产学研的裂缝与微光:一个研究员的三年观察手记
上个月,我参与的一个校企合作项目又黄了。——不,应该说“又双叒叕”黄了。这已经是三年来的第四次。教授在办公室里摔了杯子,企业的技术总监发了一条阴阳怪气的朋友圈。我呢?我窝在实验室的转椅上,盯着天花板,满脑子只有一个念头:产学研,这到底是在“产”什么,“学”什么,“研”什么?

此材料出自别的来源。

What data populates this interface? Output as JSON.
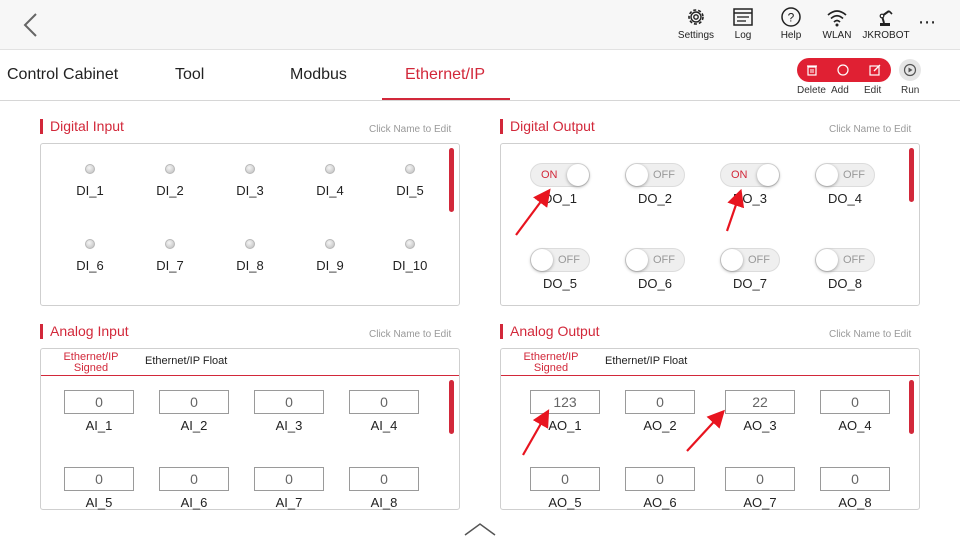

说实话,科技部的数据我懒得去翻,但闭着眼睛也能感受到那种“死亡谷”的寒意——从高校专利到商业化产品的转化率,国内常年在个位数徘徊。5%?可能还不到。这不是我编的数字,你去问问身边做硬科技的朋友,谁家没几项专利在抽屉里吃灰?
科技成果转化死亡谷曲线图示
教授的十万个为什么
教授的十万个为什么
我老板,做纳米材料的,发过Nature子刊,手上十几个发明专利。每次去企业路演,PPT做得花团锦簇,数据亮瞎眼。但对方一个问题就把他噎住:“成本多少?良率多少?环保能过吗?”他回来后总是愤愤不平:“他们根本不懂技术!”——可是,市场需要懂技术吗?市场只认产品。 我暗自嘀咕。高校的考核指挥棒是论文和项目,不是谁造出了能卖的东西。这种错位,让多少科研成果沦为职称评审的垫脚石。

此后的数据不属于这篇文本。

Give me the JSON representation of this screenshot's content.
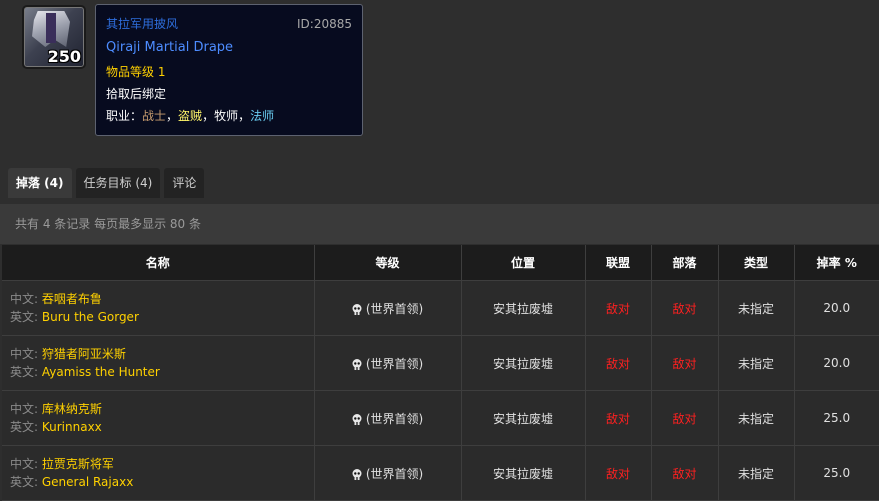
{
  "item": {
    "icon_count": "250",
    "cn_name": "其拉军用披风",
    "id_text": "ID:20885",
    "en_name": "Qiraji Martial Drape",
    "item_level": "物品等级 1",
    "binding": "拾取后绑定",
    "classes_label": "职业：",
    "classes": [
      {
        "name": "战士",
        "color": "#c79c6e"
      },
      {
        "name": "盗贼",
        "color": "#fff569"
      },
      {
        "name": "牧师",
        "color": "#ffffff"
      },
      {
        "name": "法师",
        "color": "#69ccf0"
      }
    ],
    "class_sep": "，"
  },
  "tabs": [
    {
      "label": "掉落 (4)",
      "active": true
    },
    {
      "label": "任务目标 (4)",
      "active": false
    },
    {
      "label": "评论",
      "active": false
    }
  ],
  "info_text": "共有 4 条记录 每页最多显示 80 条",
  "table": {
    "headers": [
      "名称",
      "等级",
      "位置",
      "联盟",
      "部落",
      "类型",
      "掉率 %"
    ],
    "cn_label": "中文:",
    "en_label": "英文:",
    "rows": [
      {
        "cn": "吞咽者布鲁",
        "en": "Buru the Gorger",
        "level": "(世界首领)",
        "location": "安其拉废墟",
        "alliance": "敌对",
        "horde": "敌对",
        "type": "未指定",
        "rate": "20.0"
      },
      {
        "cn": "狩猎者阿亚米斯",
        "en": "Ayamiss the Hunter",
        "level": "(世界首领)",
        "location": "安其拉废墟",
        "alliance": "敌对",
        "horde": "敌对",
        "type": "未指定",
        "rate": "20.0"
      },
      {
        "cn": "库林纳克斯",
        "en": "Kurinnaxx",
        "level": "(世界首领)",
        "location": "安其拉废墟",
        "alliance": "敌对",
        "horde": "敌对",
        "type": "未指定",
        "rate": "25.0"
      },
      {
        "cn": "拉贾克斯将军",
        "en": "General Rajaxx",
        "level": "(世界首领)",
        "location": "安其拉废墟",
        "alliance": "敌对",
        "horde": "敌对",
        "type": "未指定",
        "rate": "25.0"
      }
    ]
  }
}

更魔幻的是,有时候企业也不清白。去年一家上市公司找我们合作,号称砸两千万做联合研发。结果呢?他们只是想要我们的实验数据去写募资说明书。白嫖。赤裸裸的白嫖。我那个憨厚的师弟还熬夜给人家做了三个月实验,最后只换回一句“感谢信”。啧。
概念验证中心?听着很美
今年科技部推概念验证中心,朋友圈里一阵欢呼。我也跟着高兴了几天。直到我走进本地高新区那个刚挂牌的验证点。设备崭新,装修豪华,但里面坐着的还是那几个熟悉的面孔——隔壁高校的副教授,带着三个研究生,在搞一个永远结不了题的石墨烯项目。我问他们:“这算中试?离量产多远?” 对方支支吾吾:“我们在……做基础研究。” 得,换了个马甲而已。
高校概念验证中心实验室实景
技术经理人?别逗了。 真正能看懂技术又懂法律、懂商业的人,全中国数不出几个。高校里那些所谓的技术转移办公室,多半是行政岗,主要工作是催报成果——填表,归档,然后锁进柜子。让他们去跟企业谈估值?不如让卖菜大妈去炒期货。
偶然的救赎
不过话说回来,绝望中总有一丝裂缝透光。我一个师兄,做碳纤维复材的,性能吊打日本东丽,但就是嘴笨,不会写商业计划书,不会给投资人画饼。搁在以前,估计就烂在实验室了。可巧,去年深圳一家新型研发机构把他挖过去,挂了个首席科学家头衔,配了产业化的团队。上个月他们产线跑通了,首批产品发货。师兄在群里发红包,配文是:“妈的,总算卖出去了。” 我隔着屏幕都闻到了那种烟尘味儿里的喜悦。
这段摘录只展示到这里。